Ed.D. Students Tara Tarpey and Drew Fagan to Present at AAAL 2011

| February 22, 2011

Title of Presentation: The Influence of Nonverbal Conduct in Language Learning Environments


Using conversation analysis as a framework, this presentation investigates the range of influence that nonverbal conduct can have on interaction in two second-language education settings: a writing center and an ESL classroom. The significance of nonverbal conduct in conversation analysis has been widely acknowledged, especially given the increasing accessibility of video (Goodwin, 1980; Sacks & Schegloff, 2002). Writing centers and ESL classrooms are considered particularly apt sites for observing the functionality of nonverbal conduct, as they are what Goodwin (2007) calls “embodied participation frameworks.” That is, participants are orienting to “a relevant structure in a consequential environment… one that constitutes the distinctive locus for the work of their [context]” (pp. 57, 59).
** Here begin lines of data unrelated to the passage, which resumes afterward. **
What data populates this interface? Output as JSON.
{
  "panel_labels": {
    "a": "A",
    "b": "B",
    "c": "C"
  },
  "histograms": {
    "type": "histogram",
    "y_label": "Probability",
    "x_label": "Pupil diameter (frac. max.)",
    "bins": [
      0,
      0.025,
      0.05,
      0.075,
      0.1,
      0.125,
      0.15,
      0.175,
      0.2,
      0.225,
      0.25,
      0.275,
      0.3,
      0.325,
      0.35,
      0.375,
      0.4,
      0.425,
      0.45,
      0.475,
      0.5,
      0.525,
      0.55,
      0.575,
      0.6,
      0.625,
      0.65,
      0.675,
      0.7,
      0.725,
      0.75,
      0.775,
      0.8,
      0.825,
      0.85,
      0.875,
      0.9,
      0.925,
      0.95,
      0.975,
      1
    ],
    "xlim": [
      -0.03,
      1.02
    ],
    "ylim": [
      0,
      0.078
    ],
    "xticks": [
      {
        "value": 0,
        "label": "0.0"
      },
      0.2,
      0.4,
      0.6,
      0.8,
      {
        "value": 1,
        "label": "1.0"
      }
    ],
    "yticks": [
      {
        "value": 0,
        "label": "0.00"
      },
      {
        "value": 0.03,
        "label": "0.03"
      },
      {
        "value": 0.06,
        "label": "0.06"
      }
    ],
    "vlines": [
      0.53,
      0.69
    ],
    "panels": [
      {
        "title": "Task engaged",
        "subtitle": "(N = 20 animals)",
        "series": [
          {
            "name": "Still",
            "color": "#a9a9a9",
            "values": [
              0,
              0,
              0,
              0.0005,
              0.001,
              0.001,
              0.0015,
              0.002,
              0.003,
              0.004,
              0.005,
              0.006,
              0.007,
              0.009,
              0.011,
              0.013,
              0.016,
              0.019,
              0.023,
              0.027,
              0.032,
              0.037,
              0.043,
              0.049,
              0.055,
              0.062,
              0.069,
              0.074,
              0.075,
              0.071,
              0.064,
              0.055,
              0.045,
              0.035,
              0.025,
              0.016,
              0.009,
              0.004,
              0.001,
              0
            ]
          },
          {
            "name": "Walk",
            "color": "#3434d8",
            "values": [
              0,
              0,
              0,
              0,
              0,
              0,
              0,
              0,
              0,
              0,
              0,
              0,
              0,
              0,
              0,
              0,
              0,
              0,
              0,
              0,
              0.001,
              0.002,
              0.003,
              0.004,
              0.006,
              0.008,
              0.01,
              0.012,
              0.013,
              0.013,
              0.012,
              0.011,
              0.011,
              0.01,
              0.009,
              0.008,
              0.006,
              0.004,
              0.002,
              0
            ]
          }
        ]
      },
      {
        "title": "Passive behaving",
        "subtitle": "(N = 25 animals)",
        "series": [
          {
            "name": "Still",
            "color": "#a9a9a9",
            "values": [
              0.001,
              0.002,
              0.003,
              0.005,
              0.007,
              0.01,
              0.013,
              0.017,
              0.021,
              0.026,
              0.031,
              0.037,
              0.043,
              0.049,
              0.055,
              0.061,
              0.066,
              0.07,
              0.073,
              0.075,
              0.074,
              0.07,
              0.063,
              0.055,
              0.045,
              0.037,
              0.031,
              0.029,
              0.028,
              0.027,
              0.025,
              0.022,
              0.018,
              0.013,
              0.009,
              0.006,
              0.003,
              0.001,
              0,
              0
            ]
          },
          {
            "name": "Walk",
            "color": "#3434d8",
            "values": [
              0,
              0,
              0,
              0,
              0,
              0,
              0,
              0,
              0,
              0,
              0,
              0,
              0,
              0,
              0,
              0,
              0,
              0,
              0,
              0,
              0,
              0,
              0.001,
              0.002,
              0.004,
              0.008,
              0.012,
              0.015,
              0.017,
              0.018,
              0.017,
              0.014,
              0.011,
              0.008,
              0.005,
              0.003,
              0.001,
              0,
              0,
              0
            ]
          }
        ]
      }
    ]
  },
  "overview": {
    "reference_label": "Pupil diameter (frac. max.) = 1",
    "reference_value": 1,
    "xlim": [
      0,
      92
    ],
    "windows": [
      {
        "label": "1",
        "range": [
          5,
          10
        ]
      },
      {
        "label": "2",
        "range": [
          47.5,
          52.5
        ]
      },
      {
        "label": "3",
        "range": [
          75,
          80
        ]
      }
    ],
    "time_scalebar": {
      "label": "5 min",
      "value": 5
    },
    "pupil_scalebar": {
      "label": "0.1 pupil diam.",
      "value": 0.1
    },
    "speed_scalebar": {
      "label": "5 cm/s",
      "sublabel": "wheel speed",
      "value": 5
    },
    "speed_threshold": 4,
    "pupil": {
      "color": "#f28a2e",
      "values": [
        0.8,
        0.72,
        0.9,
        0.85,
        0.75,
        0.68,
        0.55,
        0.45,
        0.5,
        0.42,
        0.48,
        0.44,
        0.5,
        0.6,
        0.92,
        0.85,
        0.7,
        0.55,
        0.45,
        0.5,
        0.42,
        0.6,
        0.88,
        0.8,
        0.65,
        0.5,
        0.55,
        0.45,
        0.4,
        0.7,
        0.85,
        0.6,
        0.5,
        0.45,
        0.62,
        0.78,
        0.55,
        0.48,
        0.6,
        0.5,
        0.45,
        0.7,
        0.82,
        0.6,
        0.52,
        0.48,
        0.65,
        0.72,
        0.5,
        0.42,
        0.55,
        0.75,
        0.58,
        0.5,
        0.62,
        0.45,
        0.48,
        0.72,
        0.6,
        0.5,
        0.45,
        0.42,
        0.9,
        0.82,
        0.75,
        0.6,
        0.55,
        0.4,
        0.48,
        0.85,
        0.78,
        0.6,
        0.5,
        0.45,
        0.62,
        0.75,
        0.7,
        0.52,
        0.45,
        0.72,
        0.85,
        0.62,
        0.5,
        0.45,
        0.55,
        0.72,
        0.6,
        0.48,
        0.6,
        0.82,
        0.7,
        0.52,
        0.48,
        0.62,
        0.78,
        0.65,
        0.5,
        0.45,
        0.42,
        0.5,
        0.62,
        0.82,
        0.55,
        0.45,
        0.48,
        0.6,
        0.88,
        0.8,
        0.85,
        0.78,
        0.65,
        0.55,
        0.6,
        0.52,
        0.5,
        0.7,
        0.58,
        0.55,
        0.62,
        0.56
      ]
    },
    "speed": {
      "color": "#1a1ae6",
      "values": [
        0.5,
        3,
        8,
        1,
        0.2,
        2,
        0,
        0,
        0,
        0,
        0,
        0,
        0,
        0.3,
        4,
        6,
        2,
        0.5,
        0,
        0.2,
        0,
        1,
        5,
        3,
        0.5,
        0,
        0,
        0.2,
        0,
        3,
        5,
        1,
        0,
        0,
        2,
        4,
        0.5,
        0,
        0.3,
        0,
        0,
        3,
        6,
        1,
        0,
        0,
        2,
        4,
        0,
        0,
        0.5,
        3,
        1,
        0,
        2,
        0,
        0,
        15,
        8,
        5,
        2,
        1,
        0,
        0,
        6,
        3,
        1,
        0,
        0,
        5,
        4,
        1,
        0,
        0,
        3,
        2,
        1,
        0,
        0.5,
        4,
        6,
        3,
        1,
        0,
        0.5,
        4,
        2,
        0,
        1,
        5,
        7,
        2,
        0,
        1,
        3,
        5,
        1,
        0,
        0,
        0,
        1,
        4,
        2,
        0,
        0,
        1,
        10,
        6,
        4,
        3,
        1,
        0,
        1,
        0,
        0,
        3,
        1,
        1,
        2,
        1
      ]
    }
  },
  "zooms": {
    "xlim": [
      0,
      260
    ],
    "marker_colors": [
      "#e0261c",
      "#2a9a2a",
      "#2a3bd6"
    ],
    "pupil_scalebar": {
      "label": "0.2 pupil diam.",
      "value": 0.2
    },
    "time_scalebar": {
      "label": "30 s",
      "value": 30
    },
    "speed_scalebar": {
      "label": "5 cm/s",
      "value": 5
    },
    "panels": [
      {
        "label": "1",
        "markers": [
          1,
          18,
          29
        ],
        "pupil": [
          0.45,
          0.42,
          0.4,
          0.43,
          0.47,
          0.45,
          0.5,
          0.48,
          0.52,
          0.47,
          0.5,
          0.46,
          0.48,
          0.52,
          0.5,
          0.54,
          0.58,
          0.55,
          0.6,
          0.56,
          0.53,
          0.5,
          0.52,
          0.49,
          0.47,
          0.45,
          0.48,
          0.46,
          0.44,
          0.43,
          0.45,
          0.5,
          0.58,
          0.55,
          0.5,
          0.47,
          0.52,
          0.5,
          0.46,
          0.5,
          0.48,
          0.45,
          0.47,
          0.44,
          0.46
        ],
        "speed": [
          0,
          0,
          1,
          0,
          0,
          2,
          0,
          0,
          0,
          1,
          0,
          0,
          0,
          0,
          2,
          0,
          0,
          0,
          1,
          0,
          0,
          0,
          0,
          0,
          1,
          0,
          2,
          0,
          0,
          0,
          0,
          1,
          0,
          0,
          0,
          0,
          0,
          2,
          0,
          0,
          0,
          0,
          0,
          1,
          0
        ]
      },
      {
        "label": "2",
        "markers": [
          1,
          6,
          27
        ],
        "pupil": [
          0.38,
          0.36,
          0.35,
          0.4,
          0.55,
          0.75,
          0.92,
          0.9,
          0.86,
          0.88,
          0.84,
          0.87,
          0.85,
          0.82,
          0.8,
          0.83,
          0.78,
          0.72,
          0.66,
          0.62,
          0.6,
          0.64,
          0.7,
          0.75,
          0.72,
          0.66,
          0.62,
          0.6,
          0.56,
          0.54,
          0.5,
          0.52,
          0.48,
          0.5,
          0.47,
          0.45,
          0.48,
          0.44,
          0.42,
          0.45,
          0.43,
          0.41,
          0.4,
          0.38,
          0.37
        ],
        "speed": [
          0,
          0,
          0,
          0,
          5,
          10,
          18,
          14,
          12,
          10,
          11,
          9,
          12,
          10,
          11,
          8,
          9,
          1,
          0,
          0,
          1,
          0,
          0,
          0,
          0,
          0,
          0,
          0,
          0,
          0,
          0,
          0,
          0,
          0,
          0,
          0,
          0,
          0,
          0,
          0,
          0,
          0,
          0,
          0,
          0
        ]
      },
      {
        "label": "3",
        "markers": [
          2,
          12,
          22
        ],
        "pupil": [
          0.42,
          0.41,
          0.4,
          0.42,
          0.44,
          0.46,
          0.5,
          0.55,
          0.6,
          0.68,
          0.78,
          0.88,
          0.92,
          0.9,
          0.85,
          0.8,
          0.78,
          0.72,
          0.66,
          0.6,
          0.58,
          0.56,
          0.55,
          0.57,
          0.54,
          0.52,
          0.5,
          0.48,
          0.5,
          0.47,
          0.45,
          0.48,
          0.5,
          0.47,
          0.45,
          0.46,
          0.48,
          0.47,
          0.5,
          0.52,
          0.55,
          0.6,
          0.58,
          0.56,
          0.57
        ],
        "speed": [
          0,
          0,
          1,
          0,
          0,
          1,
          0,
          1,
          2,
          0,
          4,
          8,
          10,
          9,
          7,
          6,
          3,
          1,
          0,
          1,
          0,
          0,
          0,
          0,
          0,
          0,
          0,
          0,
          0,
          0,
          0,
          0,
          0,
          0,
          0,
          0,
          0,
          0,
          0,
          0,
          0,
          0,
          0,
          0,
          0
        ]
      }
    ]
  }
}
Presenter One investigates the use of gaze as a resource for managing institutional goals in a writing center, demonstrating how one tutor negotiates between the local goal of improving the manuscript and the global goal of improving the writer. To demonstrate this phenomenon, a tutoring session between a native-English speaking peer tutor and native-Spanish speaking tutee will be analyzed.

Presenter 2 examines an ESL teacher’s verbal and nonverbal communication as it affects subsequent student talk. The findings show that when there is a mismatch between the teacher’s verbal instructions for participation and her perceived contradictory nonverbal cues (namely through her eye gaze or body torque) the students tend to respond to the latter.

These findings support the significance for analyzing nonverbal conduct within the realms of language learning as a factor in facilitating or hindering interaction.

Goodwin, C. (1980). Restarts, pauses, and the achievement of a state of mutual gaze at turn-beginning. Sociological Inquiry, 50, 272-302.

Goodwin, C. (2007). Participation, stance, and affect in the organization of activities. Discourse & Society, 18, 53-73.

Sacks, H., & Schegloff, E. A. (2002). Home position. Gesture, 2, 133-146.